No need to bother with militarily or financially powerful countries except to learn about their culture. They’d have nothing else to offer nor would pose a threat.

I’d find the feline overlords and offer my assistance. I believe they’re Siamese and live at Beckdawrek’s house. I certainly hope she’s treated them with the deep respect they deserve.

Agree with Fiendish Astronaut.

A good question too is whether they would even make themselves known to us. I don’t think they’d need to be much more advanced to be able to manipulate EM radiation such that they are effectively invisible.
If they’re coming to share technology and/or information, then they can do the “come in peace” schtick. But if they choose not to interfere with primitive and aggressive species like ours, then they’ll probably just stay hidden. Not because we pose any threat, but because revealing themselves will make it harder to study our cultures.

The OP asks what I would do, and yes, I’d probably visit the UN and share some information. A couple of tidbits that might reduce our suffering but also make our existence on this planet more sustainable. And something to inspire us towards greater development…though I have to confess, it’s hard to know exactly what that would be. Any tech or info they demonstrate might inspire or it might dishearten us, and we would feel like we are reinventing the wheel.

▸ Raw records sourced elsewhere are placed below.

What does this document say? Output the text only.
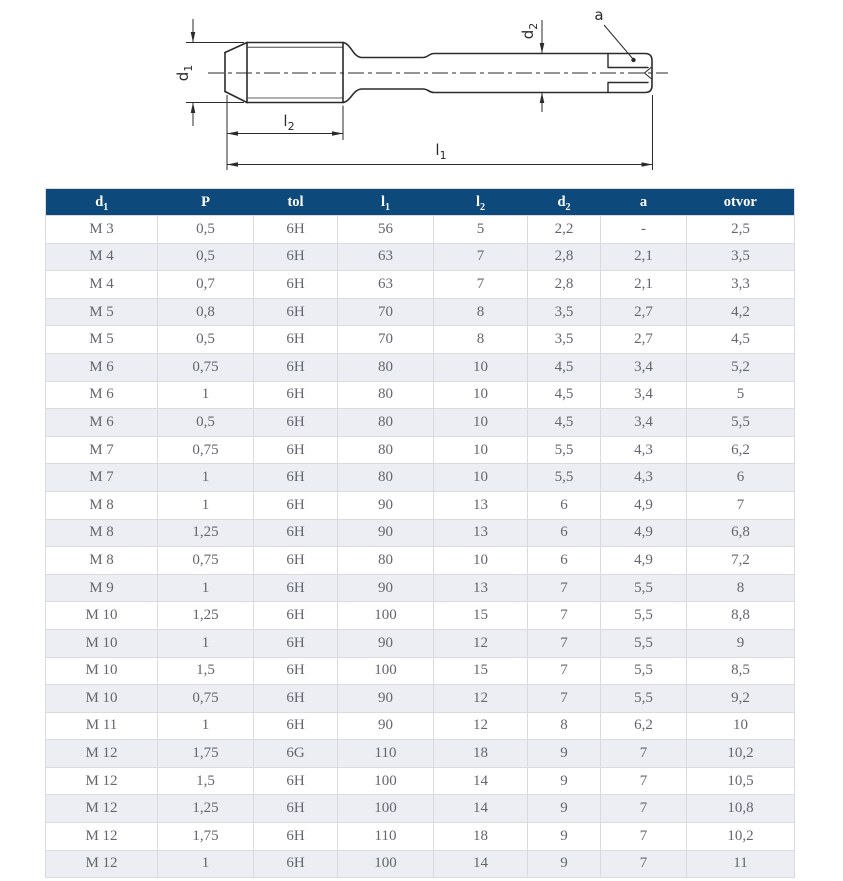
$d_1$
$l_2$
$l_1$
$d_2$
a
$d_1$	P	tol	$l_1$	$l_2$	$d_2$	a	otvor
M 3	0,5	6H	56	5	2,2	-	2,5
M 4	0,5	6H	63	7	2,8	2,1	3,5
M 4	0,7	6H	63	7	2,8	2,1	3,3
M 5	0,8	6H	70	8	3,5	2,7	4,2
M 5	0,5	6H	70	8	3,5	2,7	4,5
M 6	0,75	6H	80	10	4,5	3,4	5,2
M 6	1	6H	80	10	4,5	3,4	5
M 6	0,5	6H	80	10	4,5	3,4	5,5
M 7	0,75	6H	80	10	5,5	4,3	6,2
M 7	1	6H	80	10	5,5	4,3	6
M 8	1	6H	90	13	6	4,9	7
M 8	1,25	6H	90	13	6	4,9	6,8
M 8	0,75	6H	80	10	6	4,9	7,2
M 9	1	6H	90	13	7	5,5	8
M 10	1,25	6H	100	15	7	5,5	8,8
M 10	1	6H	90	12	7	5,5	9
M 10	1,5	6H	100	15	7	5,5	8,5
M 10	0,75	6H	90	12	7	5,5	9,2
M 11	1	6H	90	12	8	6,2	10
M 12	1,75	6G	110	18	9	7	10,2
M 12	1,5	6H	100	14	9	7	10,5
M 12	1,25	6H	100	14	9	7	10,8
M 12	1,75	6H	110	18	9	7	10,2
M 12	1	6H	100	14	9	7	11
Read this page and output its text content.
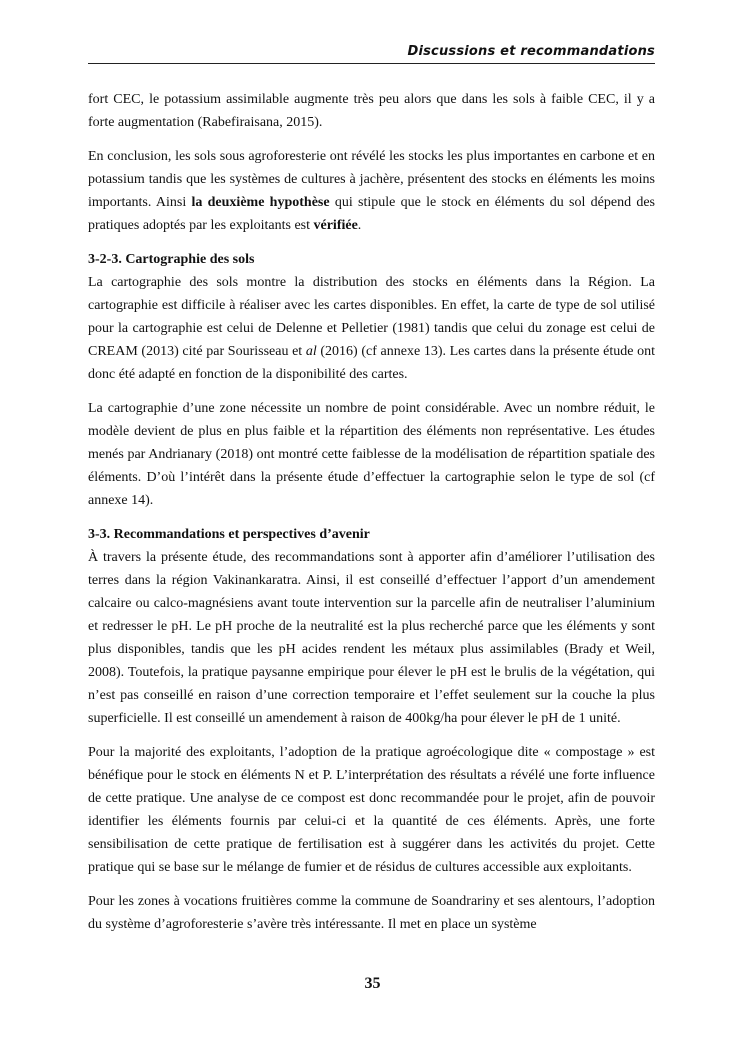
Discussions et recommandations

fort CEC, le potassium assimilable augmente très peu alors que dans les sols à faible CEC, il y a forte augmentation (Rabefiraisana, 2015).

En conclusion, les sols sous agroforesterie ont révélé les stocks les plus importantes en carbone et en potassium tandis que les systèmes de cultures à jachère, présentent des stocks en éléments les moins importants. Ainsi la deuxième hypothèse qui stipule que le stock en éléments du sol dépend des pratiques adoptés par les exploitants est vérifiée.

3-2-3. Cartographie des sols

La cartographie des sols montre la distribution des stocks en éléments dans la Région. La cartographie est difficile à réaliser avec les cartes disponibles. En effet, la carte de type de sol utilisé pour la cartographie est celui de Delenne et Pelletier (1981) tandis que celui du zonage est celui de CREAM (2013) cité par Sourisseau et al (2016) (cf annexe 13). Les cartes dans la présente étude ont donc été adapté en fonction de la disponibilité des cartes.

La cartographie d’une zone nécessite un nombre de point considérable. Avec un nombre réduit, le modèle devient de plus en plus faible et la répartition des éléments non représentative. Les études menés par Andrianary (2018) ont montré cette faiblesse de la modélisation de répartition spatiale des éléments. D’où l’intérêt dans la présente étude d’effectuer la cartographie selon le type de sol (cf annexe 14).

3-3. Recommandations et perspectives d’avenir

À travers la présente étude, des recommandations sont à apporter afin d’améliorer l’utilisation des terres dans la région Vakinankaratra. Ainsi, il est conseillé d’effectuer l’apport d’un amendement calcaire ou calco-magnésiens avant toute intervention sur la parcelle afin de neutraliser l’aluminium et redresser le pH. Le pH proche de la neutralité est la plus recherché parce que les éléments y sont plus disponibles, tandis que les pH acides rendent les métaux plus assimilables (Brady et Weil, 2008). Toutefois, la pratique paysanne empirique pour élever le pH est le brulis de la végétation, qui n’est pas conseillé en raison d’une correction temporaire et l’effet seulement sur la couche la plus superficielle. Il est conseillé un amendement à raison de 400kg/ha pour élever le pH de 1 unité.

Pour la majorité des exploitants, l’adoption de la pratique agroécologique dite « compostage » est bénéfique pour le stock en éléments N et P. L’interprétation des résultats a révélé une forte influence de cette pratique. Une analyse de ce compost est donc recommandée pour le projet, afin de pouvoir identifier les éléments fournis par celui-ci et la quantité de ces éléments. Après, une forte sensibilisation de cette pratique de fertilisation est à suggérer dans les activités du projet. Cette pratique qui se base sur le mélange de fumier et de résidus de cultures accessible aux exploitants.

Pour les zones à vocations fruitières comme la commune de Soandrariny et ses alentours, l’adoption du système d’agroforesterie s’avère très intéressante. Il met en place un système

35
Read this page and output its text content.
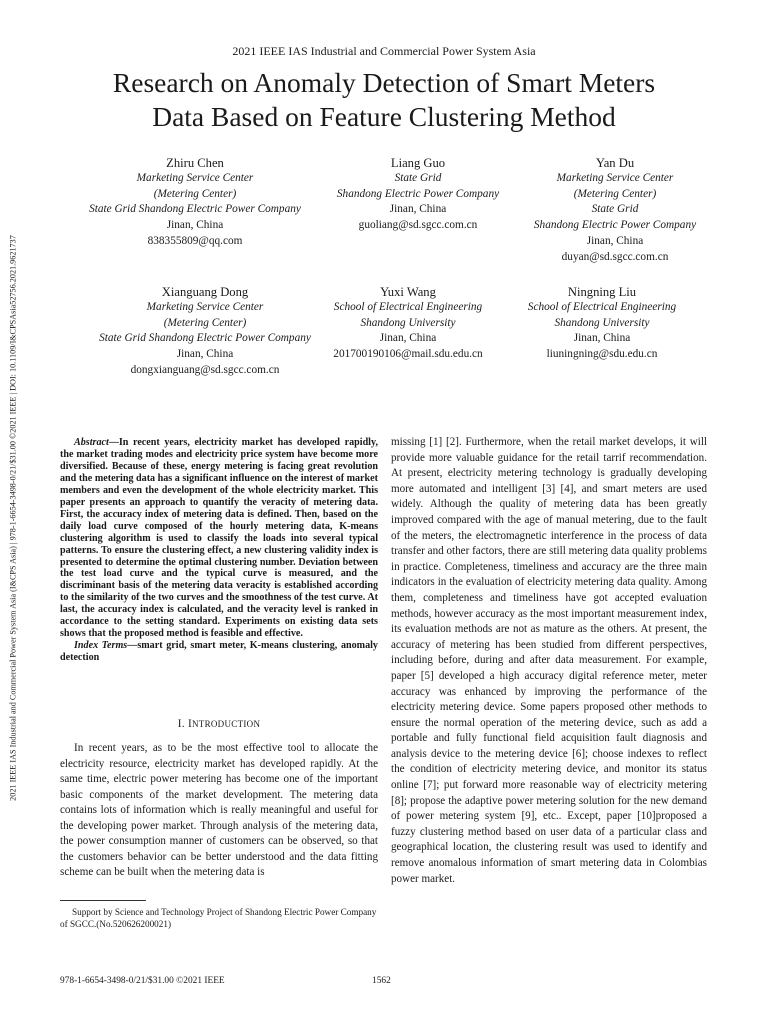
2021 IEEE IAS Industrial and Commercial Power System Asia
Research on Anomaly Detection of Smart Meters
Data Based on Feature Clustering Method
2021 IEEE IAS Industrial and Commercial Power System Asia (I&CPS Asia) | 978-1-6654-3498-0/21/$31.00 ©2021 IEEE | DOI: 10.1109/I&CPSAsia52756.2021.9621737
Zhiru Chen
Marketing Service Center
(Metering Center)
State Grid Shandong Electric Power Company
Jinan, China
838355809@qq.com
Liang Guo
State Grid
Shandong Electric Power Company
Jinan, China
guoliang@sd.sgcc.com.cn
Yan Du
Marketing Service Center
(Metering Center)
State Grid
Shandong Electric Power Company
Jinan, China
duyan@sd.sgcc.com.cn
Xianguang Dong
Marketing Service Center
(Metering Center)
State Grid Shandong Electric Power Company
Jinan, China
dongxianguang@sd.sgcc.com.cn
Yuxi Wang
School of Electrical Engineering
Shandong University
Jinan, China
201700190106@mail.sdu.edu.cn
Ningning Liu
School of Electrical Engineering
Shandong University
Jinan, China
liuningning@sdu.edu.cn

Abstract—In recent years, electricity market has developed rapidly, the market trading modes and electricity price system have become more diversified. Because of these, energy metering is facing great revolution and the metering data has a significant influence on the interest of market members and even the development of the whole electricity market. This paper presents an approach to quantify the veracity of metering data. First, the accuracy index of metering data is defined. Then, based on the daily load curve composed of the hourly metering data, K-means clustering algorithm is used to classify the loads into several typical patterns. To ensure the clustering effect, a new clustering validity index is presented to determine the optimal clustering number. Deviation between the test load curve and the typical curve is measured, and the discriminant basis of the metering data veracity is established according to the similarity of the two curves and the smoothness of the test curve. At last, the accuracy index is calculated, and the veracity level is ranked in accordance to the setting standard. Experiments on existing data sets shows that the proposed method is feasible and effective.

Index Terms—smart grid, smart meter, K-means clustering, anomaly detection

I. INTRODUCTION

In recent years, as to be the most effective tool to allocate the electricity resource, electricity market has developed rapidly. At the same time, electric power metering has become one of the important basic components of the market development. The metering data contains lots of information which is really meaningful and useful for the developing power market. Through analysis of the metering data, the power consumption manner of customers can be observed, so that the customers behavior can be better understood and the data fitting scheme can be built when the metering data is

missing [1] [2]. Furthermore, when the retail market develops, it will provide more valuable guidance for the retail tarrif recommendation. At present, electricity metering technology is gradually developing more automated and intelligent [3] [4], and smart meters are used widely. Although the quality of metering data has been greatly improved compared with the age of manual metering, due to the fault of the meters, the electromagnetic interference in the process of data transfer and other factors, there are still metering data quality problems in practice. Completeness, timeliness and accuracy are the three main indicators in the evaluation of electricity metering data quality. Among them, completeness and timeliness have got accepted evaluation methods, however accuracy as the most important measurement index, its evaluation methods are not as mature as the others. At present, the accuracy of metering has been studied from different perspectives, including before, during and after data measurement. For example, paper [5] developed a high accuracy digital reference meter, meter accuracy was enhanced by improving the performance of the electricity metering device. Some papers proposed other methods to ensure the normal operation of the metering device, such as add a portable and fully functional field acquisition fault diagnosis and analysis device to the metering device [6]; choose indexes to reflect the condition of electricity metering device, and monitor its status online [7]; put forward more reasonable way of electricity metering [8]; propose the adaptive power metering solution for the new demand of power metering system [9], etc.. Except, paper [10]proposed a fuzzy clustering method based on user data of a particular class and geographical location, the clustering result was used to identify and remove anomalous information of smart metering data in Colombias power market.

Support by Science and Technology Project of Shandong Electric Power Company of SGCC.(No.520626200021)
978-1-6654-3498-0/21/$31.00 ©2021 IEEE	1562
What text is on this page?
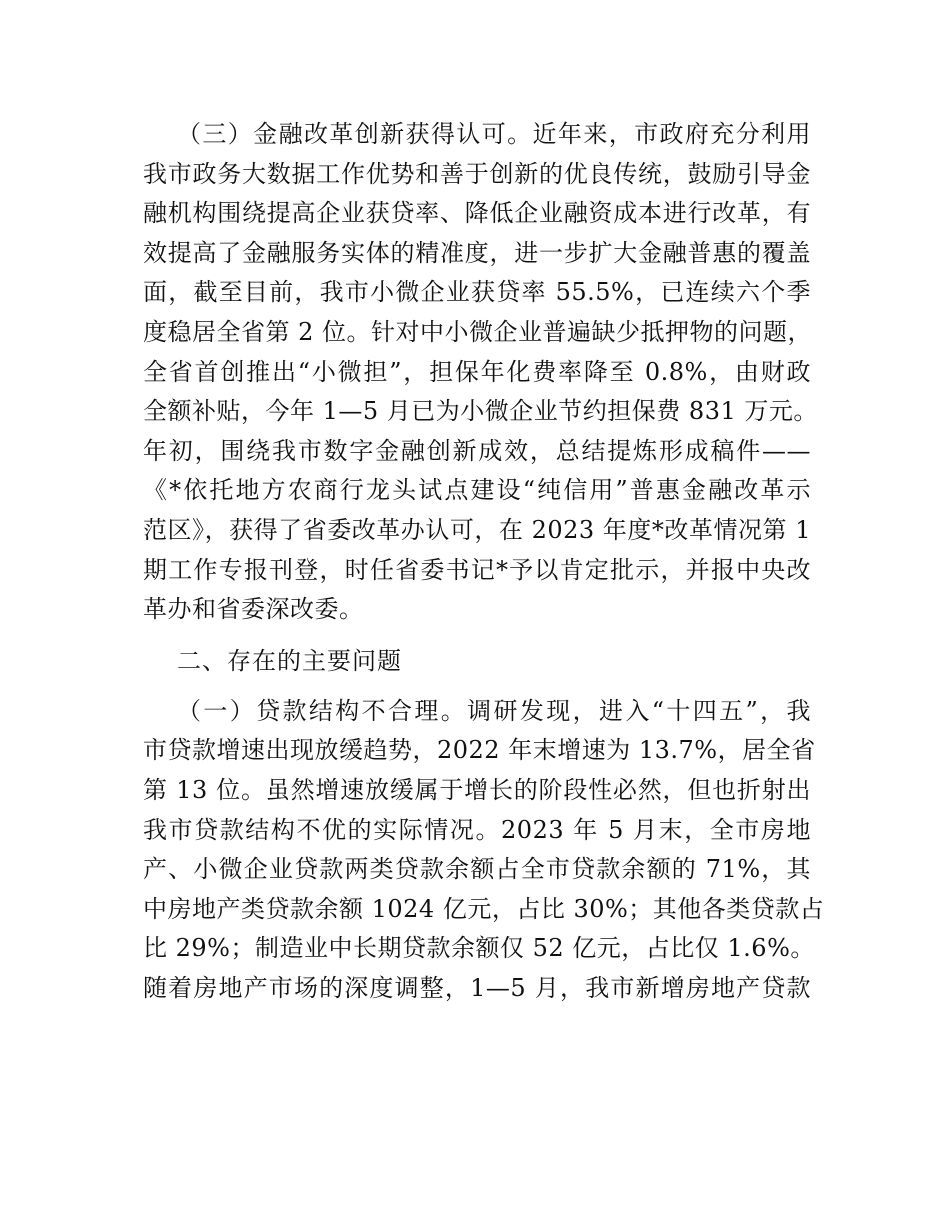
（三）金融改革创新获得认可。近年来，市政府充分利用
我市政务大数据工作优势和善于创新的优良传统，鼓励引导金
融机构围绕提高企业获贷率、降低企业融资成本进行改革，有
效提高了金融服务实体的精准度，进一步扩大金融普惠的覆盖
面，截至目前，我市小微企业获贷率 55.5%，已连续六个季
度稳居全省第 2 位。针对中小微企业普遍缺少抵押物的问题，
全省首创推出“小微担”，担保年化费率降至 0.8%，由财政
全额补贴，今年 1—5 月已为小微企业节约担保费 831 万元。
年初，围绕我市数字金融创新成效，总结提炼形成稿件——
《*依托地方农商行龙头试点建设“纯信用”普惠金融改革示
范区》，获得了省委改革办认可，在 2023 年度*改革情况第 1
期工作专报刊登，时任省委书记*予以肯定批示，并报中央改
革办和省委深改委。
二、存在的主要问题
（一）贷款结构不合理。调研发现，进入“十四五”，我
市贷款增速出现放缓趋势，2022 年末增速为 13.7%，居全省
第 13 位。虽然增速放缓属于增长的阶段性必然，但也折射出
我市贷款结构不优的实际情况。2023 年 5 月末，全市房地
产、小微企业贷款两类贷款余额占全市贷款余额的 71%，其
中房地产类贷款余额 1024 亿元，占比 30%；其他各类贷款占
比 29%；制造业中长期贷款余额仅 52 亿元，占比仅 1.6%。
随着房地产市场的深度调整，1—5 月，我市新增房地产贷款
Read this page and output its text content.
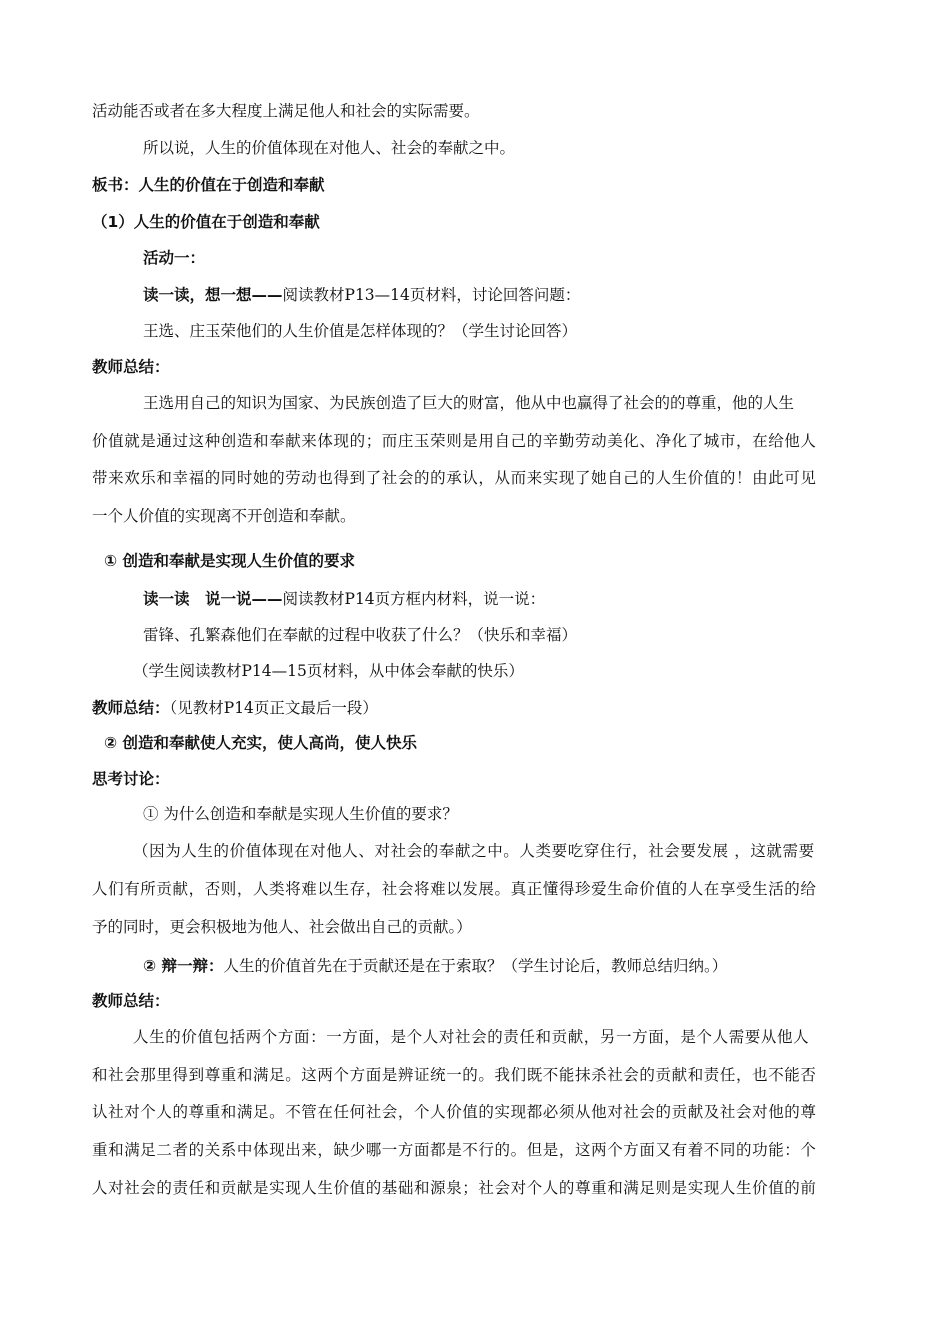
活动能否或者在多大程度上满足他人和社会的实际需要。
所以说，人生的价值体现在对他人、社会的奉献之中。
板书：人生的价值在于创造和奉献
（1）人生的价值在于创造和奉献
活动一：
读一读，想一想——阅读教材P13—14页材料，讨论回答问题：
王选、庄玉荣他们的人生价值是怎样体现的？（学生讨论回答）
教师总结：
王选用自己的知识为国家、为民族创造了巨大的财富，他从中也赢得了社会的的尊重，他的人生
价值就是通过这种创造和奉献来体现的；而庄玉荣则是用自己的辛勤劳动美化、净化了城市，在给他人
带来欢乐和幸福的同时她的劳动也得到了社会的的承认，从而来实现了她自己的人生价值的！由此可见
一个人价值的实现离不开创造和奉献。
① 创造和奉献是实现人生价值的要求
读一读　说一说——阅读教材P14页方框内材料，说一说：
雷锋、孔繁森他们在奉献的过程中收获了什么？（快乐和幸福）
（学生阅读教材P14—15页材料，从中体会奉献的快乐）
教师总结：（见教材P14页正文最后一段）
② 创造和奉献使人充实，使人高尚，使人快乐
思考讨论：
① 为什么创造和奉献是实现人生价值的要求？
（因为人生的价值体现在对他人、对社会的奉献之中。人类要吃穿住行，社会要发展 ，这就需要
人们有所贡献，否则，人类将难以生存，社会将难以发展。真正懂得珍爱生命价值的人在享受生活的给
予的同时，更会积极地为他人、社会做出自己的贡献。）
② 辩一辩：人生的价值首先在于贡献还是在于索取？（学生讨论后，教师总结归纳。）
教师总结：
人生的价值包括两个方面：一方面，是个人对社会的责任和贡献，另一方面，是个人需要从他人
和社会那里得到尊重和满足。这两个方面是辨证统一的。我们既不能抹杀社会的贡献和责任，也不能否
认社对个人的尊重和满足。不管在任何社会，个人价值的实现都必须从他对社会的贡献及社会对他的尊
重和满足二者的关系中体现出来，缺少哪一方面都是不行的。但是，这两个方面又有着不同的功能：个
人对社会的责任和贡献是实现人生价值的基础和源泉；社会对个人的尊重和满足则是实现人生价值的前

Since Earth Girls Are Easy, I guess I’d start exploring that parameter.

From a popular but silly 1970’s-era computer program that generates quasi-random Science Fiction stories:

I’d leave but vow to return when the humans are gone.

“On second thought, let’s not go to Earth. ‘Tis a silly place.”

7 Billion Hu-mons & an Onion are what you need to make a Meatloaf.

Probing, lots of probing.

Ella covered this some time ago.

Start with exacting revenge on Arnold Schwarzenegger and Will Smith.

Ha. I was going to say cram (that may be a poor choice of words) for the proctology final.

I’m going to Disneyland!

(it is, after all, the happiest place on earth.)

If they are superior they will not bother with Capital Cities, UN-Headquarters and politics. They might go to the internet and make up the definitive fake story to keep us distracted and quiet and then enjoy the really wonderfull things this planet has to offer. None of which would have anything to do with humans, I guess. I cannot be sure, of course: they ARE superior, so I cannot imagine what they think or do. That is the definition of superior.